The next day Billy came in all jazzed up. “Iz,” he said, “last night when I was driving home, I got it. The Twenties. Gangsters. The St. Valentine’s Day Massacre. You know there was a guy who was killed who shouldn’t have been there. Some society guy. A thrill seeker, hanging out with these hoodlums. So he got killed. And the main gangster that Al Capone wanted to kill didn’t show up. Now think about that. Wrong guy. Wrong place. Wrong time. We take our musicians. We put them there. But they don’t get killed. They see it. They’re witnesses. That’s the motivation for the drag.”
That’s how my character was born.
Part II
The People
4
You might ask why Billy Wilder wanted me for this project. Who was I in 1958? How did I get there? Where did I come from?
My father was born in the town of Matészalka in Hungary. His name was Emmanuel Schwartz. He apprenticed with a tailor and came to the United States in 1921, when he was still a young man. A year later, he married a girl name Helen Stein, also from Hungary. I was born Bernard Schwartz on June 3, 1925. I don’t know where my parents met or what led to their getting married. They weren’t the kind of people who cuddled you and told you stories. And they didn’t want to relive the beginning of a marriage that wasn’t happy.
An unhappy marriage usually causes somebody an unhappy childhood. It did for me and for my brother, Julius, who was born in 1929. My parents were always fighting about money. My father had a series of tailor shops in New York’s East Side, in Brooklyn, and in the Bronx. The first one I remember was on Lexington Avenue. He cared about his work and seemed content in it. My mother wanted him to be more ambitious. He wasn’t a businessman. It just wasn’t in him. She complained
. He resisted. They argued. They screamed. Nothing improved.
Eventually my mother started taking her frustration out on me. She acted like she was mad at me, like I’d done something wrong. Sometimes she’d come after me. She’d grab me and spin me around and beat me until she was spent, and for no reason. These episodes terrified me, but I couldn’t tell my father about them. I wanted to spend time with him, and I didn’t want to mess that up with controversy.
He would take me with him to the synagogue. It was Congregation B’nai Jehuda on East Seventy-eighth Street. We’d attend on the big holy days. I can still see my father, rocking to and fro, wearing a tallith and a yarmulke, holding a prayer book, droning prayers in Hebrew. I didn’t care much for it, but it gave me the chance to be with him. Other than that, he was always working. That didn’t help when the Great Depression came. The bottom fell out of our business and out of our lives. We were evicted from our building and our clothes were scattered on the sidewalk. We ended up as squatters in an abandoned tenement.
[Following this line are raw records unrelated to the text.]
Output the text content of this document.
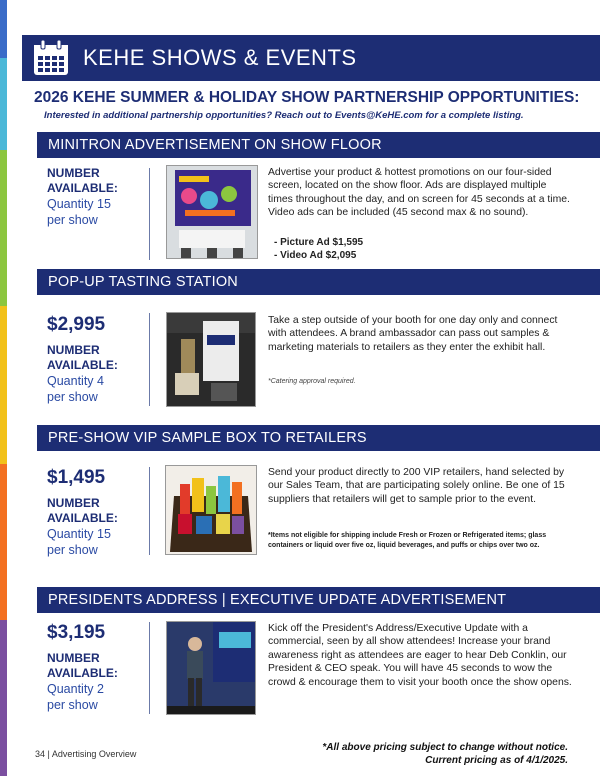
KEHE SHOWS & EVENTS
2026 KEHE SUMMER & HOLIDAY SHOW PARTNERSHIP OPPORTUNITIES:
Interested in additional partnership opportunities? Reach out to Events@KeHE.com for a complete listing.
MINITRON ADVERTISEMENT ON SHOW FLOOR
NUMBER
AVAILABLE:
Quantity 15
per show
Advertise your product & hottest promotions on our four-sided screen, located on the show floor. Ads are displayed multiple times throughout the day, and on screen for 45 seconds at a time. Video ads can be included (45 second max & no sound).
- Picture Ad $1,595
- Video Ad $2,095
POP-UP TASTING STATION
$2,995
NUMBER
AVAILABLE:
Quantity 4
per show
Take a step outside of your booth for one day only and connect with attendees. A brand ambassador can pass out samples & marketing materials to retailers as they enter the exhibit hall.
*Catering approval required.
PRE-SHOW VIP SAMPLE BOX TO RETAILERS
$1,495
NUMBER
AVAILABLE:
Quantity 15
per show
Send your product directly to 200 VIP retailers, hand selected by our Sales Team, that are participating solely online. Be one of 15 suppliers that retailers will get to sample prior to the event.
*Items not eligible for shipping include Fresh or Frozen or Refrigerated items; glass containers or liquid over five oz, liquid beverages, and puffs or chips over two oz.
PRESIDENTS ADDRESS | EXECUTIVE UPDATE ADVERTISEMENT
$3,195
NUMBER
AVAILABLE:
Quantity 2
per show
Kick off the President's Address/Executive Update with a commercial, seen by all show attendees! Increase your brand awareness right as attendees are eager to hear Deb Conklin, our President & CEO speak. You will have 45 seconds to wow the crowd & encourage them to visit your booth once the show opens.
34 | Advertising Overview
*All above pricing subject to change without notice.
Current pricing as of 4/1/2025.
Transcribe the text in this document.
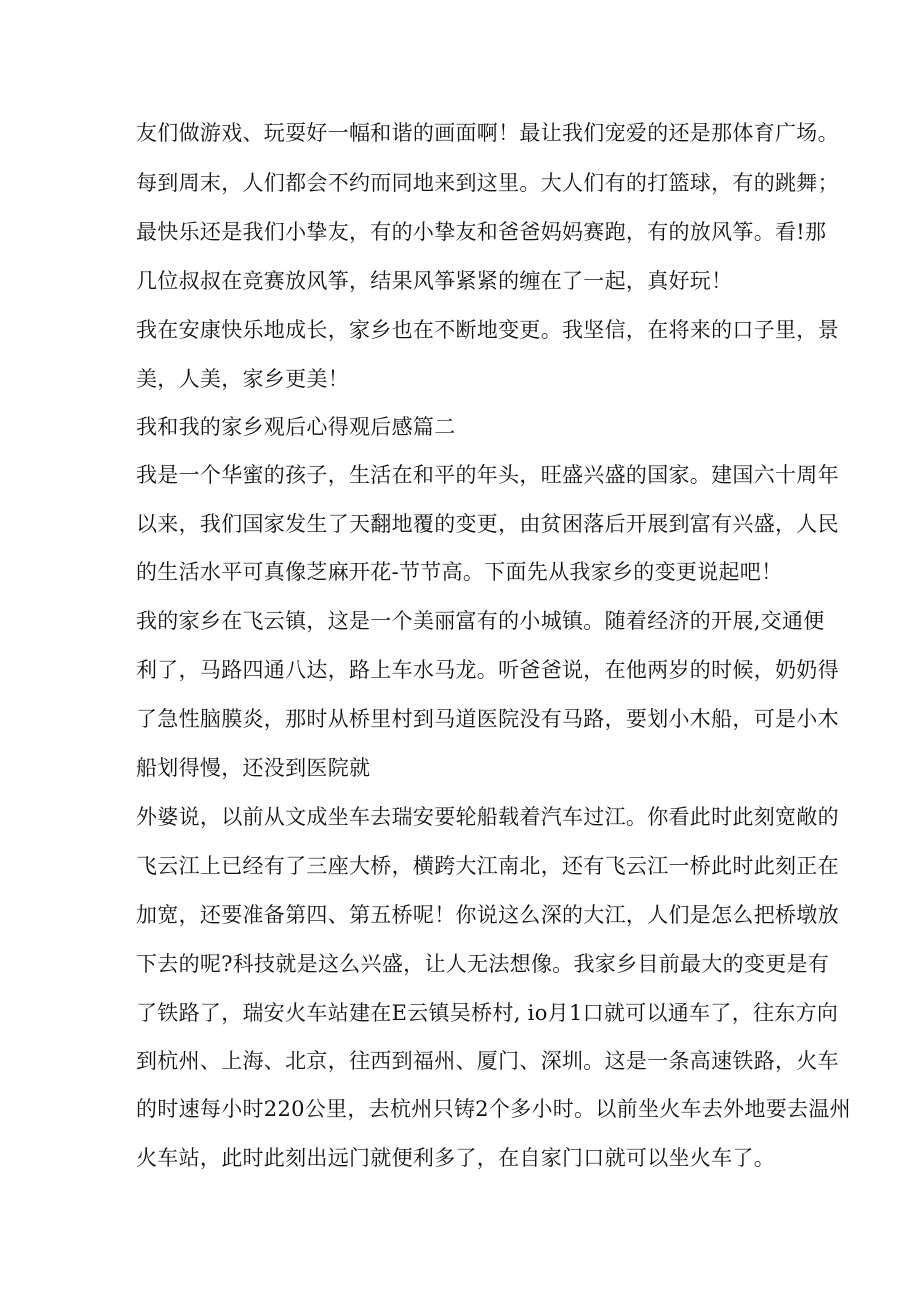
友们做游戏、玩耍好一幅和谐的画面啊！最让我们宠爱的还是那体育广场。
每到周末，人们都会不约而同地来到这里。大人们有的打篮球，有的跳舞；
最快乐还是我们小挚友，有的小挚友和爸爸妈妈赛跑，有的放风筝。看!那
几位叔叔在竞赛放风筝，结果风筝紧紧的缠在了一起，真好玩！
我在安康快乐地成长，家乡也在不断地变更。我坚信，在将来的口子里，景
美，人美，家乡更美！
我和我的家乡观后心得观后感篇二
我是一个华蜜的孩子，生活在和平的年头，旺盛兴盛的国家。建国六十周年
以来，我们国家发生了天翻地覆的变更，由贫困落后开展到富有兴盛，人民
的生活水平可真像芝麻开花-节节高。下面先从我家乡的变更说起吧！
我的家乡在飞云镇，这是一个美丽富有的小城镇。随着经济的开展,交通便
利了，马路四通八达，路上车水马龙。听爸爸说，在他两岁的时候，奶奶得
了急性脑膜炎，那时从桥里村到马道医院没有马路，要划小木船，可是小木
船划得慢，还没到医院就
外婆说，以前从文成坐车去瑞安要轮船载着汽车过江。你看此时此刻宽敞的
飞云江上已经有了三座大桥，横跨大江南北，还有飞云江一桥此时此刻正在
加宽，还要准备第四、第五桥呢！你说这么深的大江，人们是怎么把桥墩放
下去的呢?科技就是这么兴盛，让人无法想像。我家乡目前最大的变更是有
了铁路了，瑞安火车站建在E云镇吴桥村, io月1口就可以通车了，往东方向
到杭州、上海、北京，往西到福州、厦门、深圳。这是一条高速铁路，火车
的时速每小时220公里，去杭州只铸2个多小时。以前坐火车去外地要去温州
火车站，此时此刻出远门就便利多了，在自家门口就可以坐火车了。
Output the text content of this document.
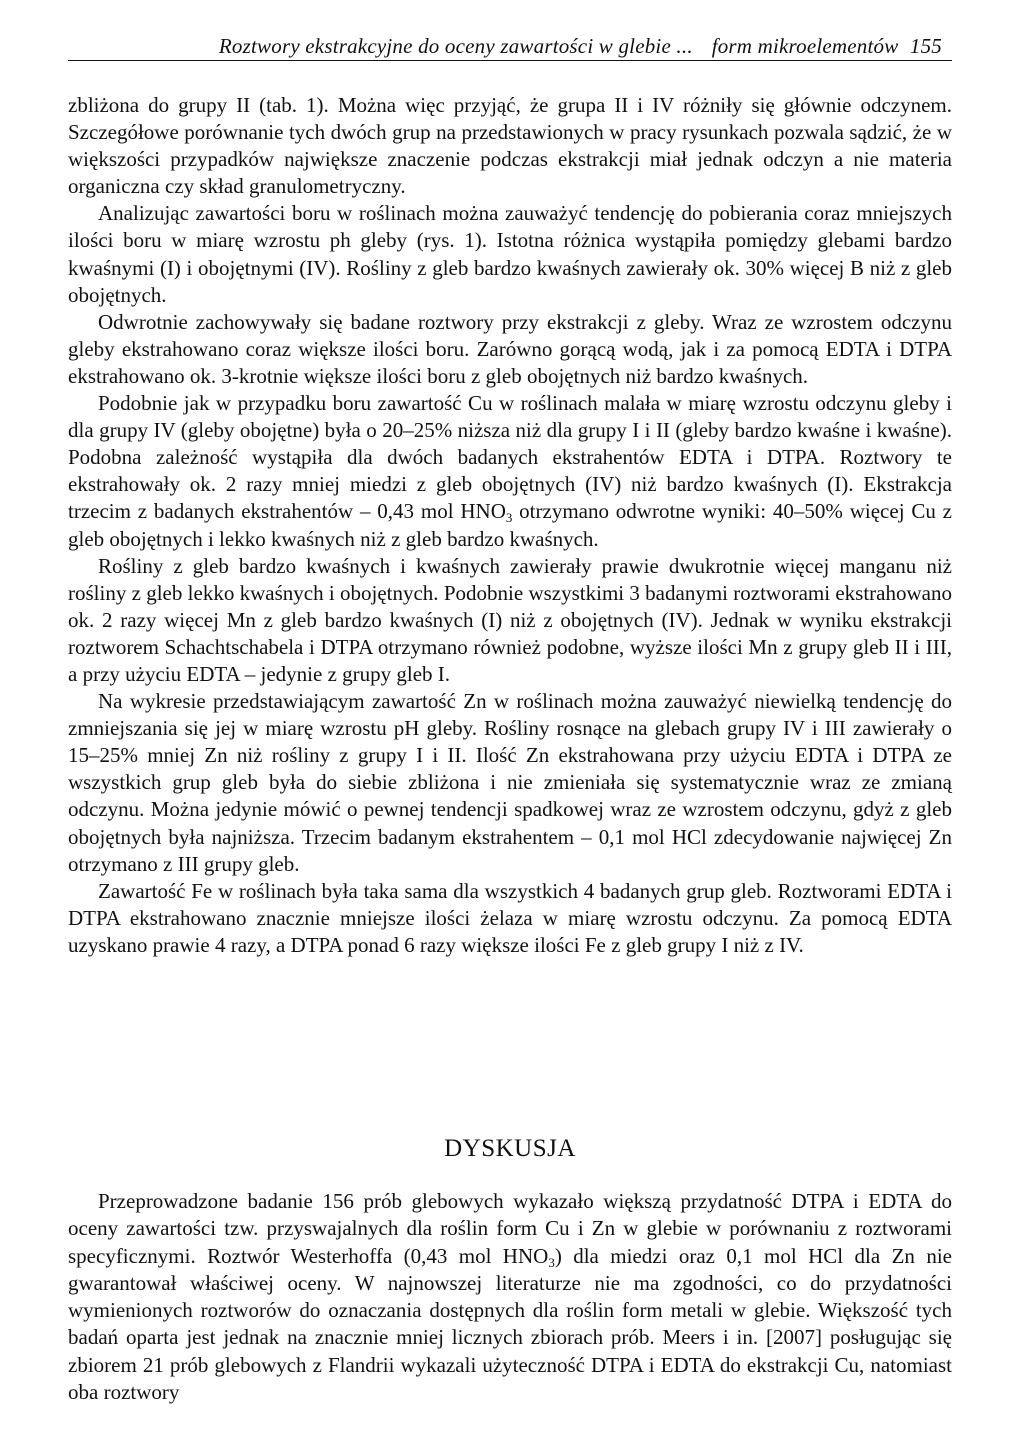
Roztwory ekstrakcyjne do oceny zawartości w glebie ... form mikroelementów 155

zbliżona do grupy II (tab. 1). Można więc przyjąć, że grupa II i IV różniły się głównie odczynem. Szczegółowe porównanie tych dwóch grup na przedstawionych w pracy rysunkach pozwala sądzić, że w większości przypadków największe znaczenie podczas ekstrakcji miał jednak odczyn a nie materia organiczna czy skład granulometryczny.

Analizując zawartości boru w roślinach można zauważyć tendencję do pobierania coraz mniejszych ilości boru w miarę wzrostu ph gleby (rys. 1). Istotna różnica wystąpiła pomiędzy glebami bardzo kwaśnymi (I) i obojętnymi (IV). Rośliny z gleb bardzo kwaśnych zawierały ok. 30% więcej B niż z gleb obojętnych.

Odwrotnie zachowywały się badane roztwory przy ekstrakcji z gleby. Wraz ze wzrostem odczynu gleby ekstrahowano coraz większe ilości boru. Zarówno gorącą wodą, jak i za pomocą EDTA i DTPA ekstrahowano ok. 3-krotnie większe ilości boru z gleb obojętnych niż bardzo kwaśnych.

Podobnie jak w przypadku boru zawartość Cu w roślinach malała w miarę wzrostu odczynu gleby i dla grupy IV (gleby obojętne) była o 20–25% niższa niż dla grupy I i II (gleby bardzo kwaśne i kwaśne). Podobna zależność wystąpiła dla dwóch badanych ekstrahentów EDTA i DTPA. Roztwory te ekstrahowały ok. 2 razy mniej miedzi z gleb obojętnych (IV) niż bardzo kwaśnych (I). Ekstrakcja trzecim z badanych ekstrahentów – 0,43 mol $HNO_3$ otrzymano odwrotne wyniki: 40–50% więcej Cu z gleb obojętnych i lekko kwaśnych niż z gleb bardzo kwaśnych.

Rośliny z gleb bardzo kwaśnych i kwaśnych zawierały prawie dwukrotnie więcej manganu niż rośliny z gleb lekko kwaśnych i obojętnych. Podobnie wszystkimi 3 badanymi roztworami ekstrahowano ok. 2 razy więcej Mn z gleb bardzo kwaśnych (I) niż z obojętnych (IV). Jednak w wyniku ekstrakcji roztworem Schachtschabela i DTPA otrzymano również podobne, wyższe ilości Mn z grupy gleb II i III, a przy użyciu EDTA – jedynie z grupy gleb I.

Na wykresie przedstawiającym zawartość Zn w roślinach można zauważyć niewielką tendencję do zmniejszania się jej w miarę wzrostu pH gleby. Rośliny rosnące na glebach grupy IV i III zawierały o 15–25% mniej Zn niż rośliny z grupy I i II. Ilość Zn ekstrahowana przy użyciu EDTA i DTPA ze wszystkich grup gleb była do siebie zbliżona i nie zmieniała się systematycznie wraz ze zmianą odczynu. Można jedynie mówić o pewnej tendencji spadkowej wraz ze wzrostem odczynu, gdyż z gleb obojętnych była najniższa. Trzecim badanym ekstrahentem – 0,1 mol HCl zdecydowanie najwięcej Zn otrzymano z III grupy gleb.

Zawartość Fe w roślinach była taka sama dla wszystkich 4 badanych grup gleb. Roztworami EDTA i DTPA ekstrahowano znacznie mniejsze ilości żelaza w miarę wzrostu odczynu. Za pomocą EDTA uzyskano prawie 4 razy, a DTPA ponad 6 razy większe ilości Fe z gleb grupy I niż z IV.

DYSKUSJA

Przeprowadzone badanie 156 prób glebowych wykazało większą przydatność DTPA i EDTA do oceny zawartości tzw. przyswajalnych dla roślin form Cu i Zn w glebie w porównaniu z roztworami specyficznymi. Roztwór Westerhoffa (0,43 mol $HNO_3$) dla miedzi oraz 0,1 mol HCl dla Zn nie gwarantował właściwej oceny. W najnowszej literaturze nie ma zgodności, co do przydatności wymienionych roztworów do oznaczania dostępnych dla roślin form metali w glebie. Większość tych badań oparta jest jednak na znacznie mniej licznych zbiorach prób. Meers i in. [2007] posługując się zbiorem 21 prób glebowych z Flandrii wykazali użyteczność DTPA i EDTA do ekstrakcji Cu, natomiast oba roztwory
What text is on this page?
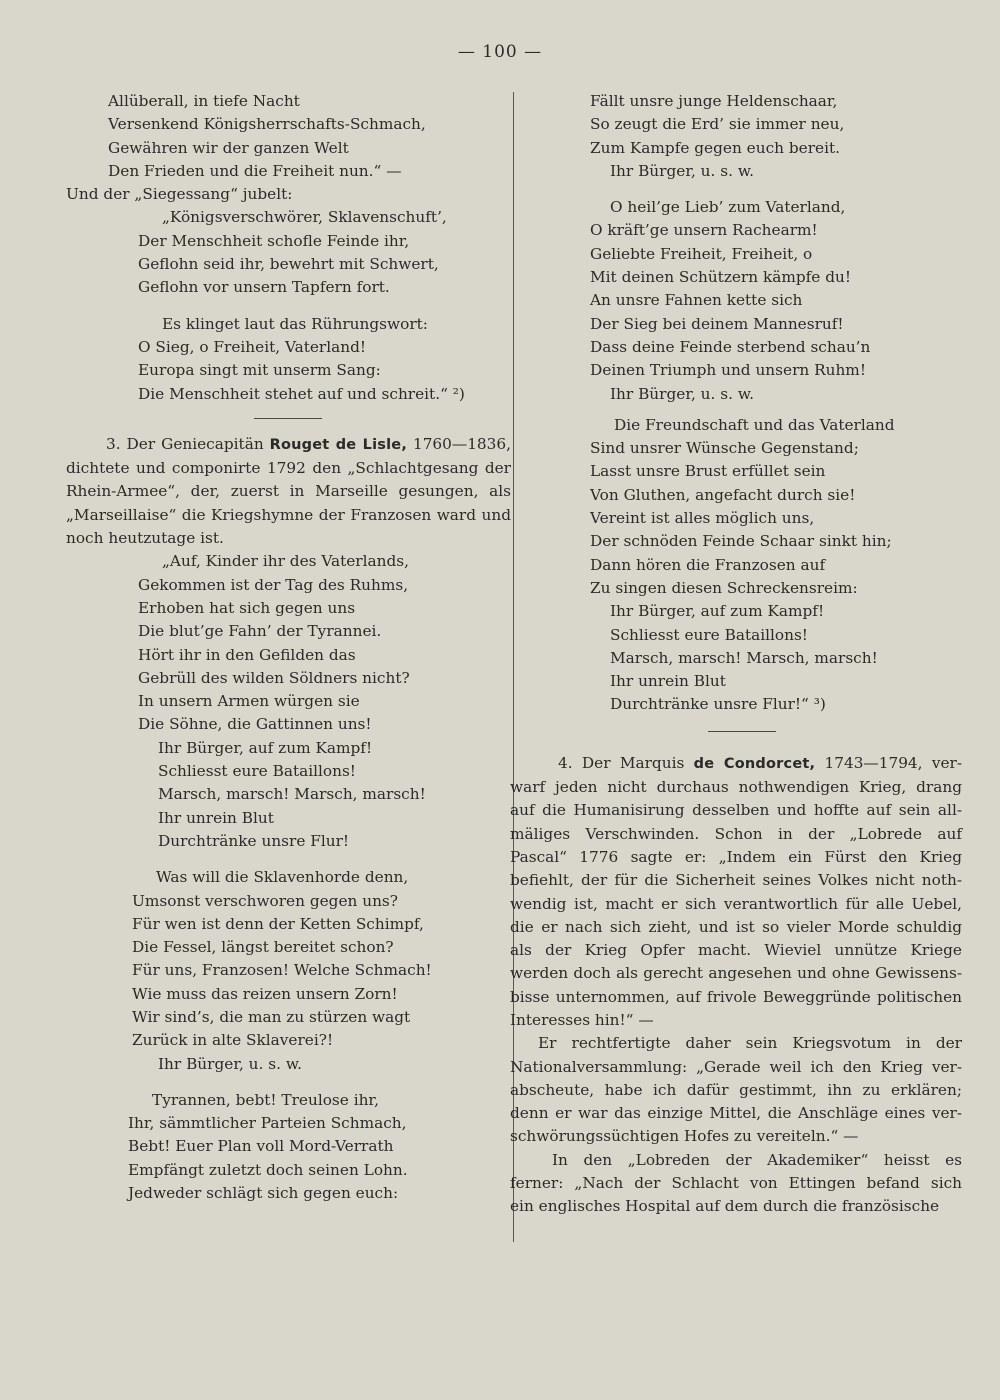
— 100 —
Allüberall, in tiefe Nacht
Versenkend Königsherrschafts-Schmach,
Gewähren wir der ganzen Welt
Den Frieden und die Freiheit nun.“ —
Und der „Siegessang“ jubelt:
„Königsverschwörer, Sklavenschuft’,
Der Menschheit schofle Feinde ihr,
Geflohn seid ihr, bewehrt mit Schwert,
Geflohn vor unsern Tapfern fort.
Es klinget laut das Rührungswort:
O Sieg, o Freiheit, Vaterland!
Europa singt mit unserm Sang:
Die Menschheit stehet auf und schreit.“ ²)
3. Der Geniecapitän Rouget de Lisle, 1760—1836,
dichtete und componirte 1792 den „Schlachtgesang der
Rhein-Armee“, der, zuerst in Marseille gesungen, als
„Marseillaise“ die Kriegshymne der Franzosen ward und
noch heutzutage ist.
„Auf, Kinder ihr des Vaterlands,
Gekommen ist der Tag des Ruhms,
Erhoben hat sich gegen uns
Die blut’ge Fahn’ der Tyrannei.
Hört ihr in den Gefilden das
Gebrüll des wilden Söldners nicht?
In unsern Armen würgen sie
Die Söhne, die Gattinnen uns!
Ihr Bürger, auf zum Kampf!
Schliesst eure Bataillons!
Marsch, marsch! Marsch, marsch!
Ihr unrein Blut
Durchtränke unsre Flur!
Was will die Sklavenhorde denn,
Umsonst verschworen gegen uns?
Für wen ist denn der Ketten Schimpf,
Die Fessel, längst bereitet schon?
Für uns, Franzosen! Welche Schmach!
Wie muss das reizen unsern Zorn!
Wir sind’s, die man zu stürzen wagt
Zurück in alte Sklaverei?!
Ihr Bürger, u. s. w.
Tyrannen, bebt! Treulose ihr,
Ihr, sämmtlicher Parteien Schmach,
Bebt! Euer Plan voll Mord-Verrath
Empfängt zuletzt doch seinen Lohn.
Jedweder schlägt sich gegen euch:
Fällt unsre junge Heldenschaar,
So zeugt die Erd’ sie immer neu,
Zum Kampfe gegen euch bereit.
Ihr Bürger, u. s. w.
O heil’ge Lieb’ zum Vaterland,
O kräft’ge unsern Rachearm!
Geliebte Freiheit, Freiheit, o
Mit deinen Schützern kämpfe du!
An unsre Fahnen kette sich
Der Sieg bei deinem Mannesruf!
Dass deine Feinde sterbend schau’n
Deinen Triumph und unsern Ruhm!
Ihr Bürger, u. s. w.
Die Freundschaft und das Vaterland
Sind unsrer Wünsche Gegenstand;
Lasst unsre Brust erfüllet sein
Von Gluthen, angefacht durch sie!
Vereint ist alles möglich uns,
Der schnöden Feinde Schaar sinkt hin;
Dann hören die Franzosen auf
Zu singen diesen Schreckensreim:
Ihr Bürger, auf zum Kampf!
Schliesst eure Bataillons!
Marsch, marsch! Marsch, marsch!
Ihr unrein Blut
Durchtränke unsre Flur!“ ³)
4. Der Marquis de Condorcet, 1743—1794, ver-
warf jeden nicht durchaus nothwendigen Krieg, drang
auf die Humanisirung desselben und hoffte auf sein all-
mäliges Verschwinden. Schon in der „Lobrede auf
Pascal“ 1776 sagte er: „Indem ein Fürst den Krieg
befiehlt, der für die Sicherheit seines Volkes nicht noth-
wendig ist, macht er sich verantwortlich für alle Uebel,
die er nach sich zieht, und ist so vieler Morde schuldig
als der Krieg Opfer macht. Wieviel unnütze Kriege
werden doch als gerecht angesehen und ohne Gewissens-
bisse unternommen, auf frivole Beweggründe politischen
Interesses hin!“ —
Er rechtfertigte daher sein Kriegsvotum in der
Nationalversammlung: „Gerade weil ich den Krieg ver-
abscheute, habe ich dafür gestimmt, ihn zu erklären;
denn er war das einzige Mittel, die Anschläge eines ver-
schwörungssüchtigen Hofes zu vereiteln.“ —
In den „Lobreden der Akademiker“ heisst es
ferner: „Nach der Schlacht von Ettingen befand sich
ein englisches Hospital auf dem durch die französische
When things improved, we moved to the Bronx and, eventually, back to Manhattan. My father opened a shop. It had a snazzy sign over it in big letters: Schwartz Dry Cleaning and Pressing. In smaller letters was: One-Day Service. We lived in a red-brick apartment building on East Seventy-fifth. Would you believe the rent was twenty dollars a month? My father was bringing in about one hundred dollars a month. He didn’t pay taxes. When we went out for dinner, it cost thirty-five cents—for the whole family. This was 1937, so I was just about twelve.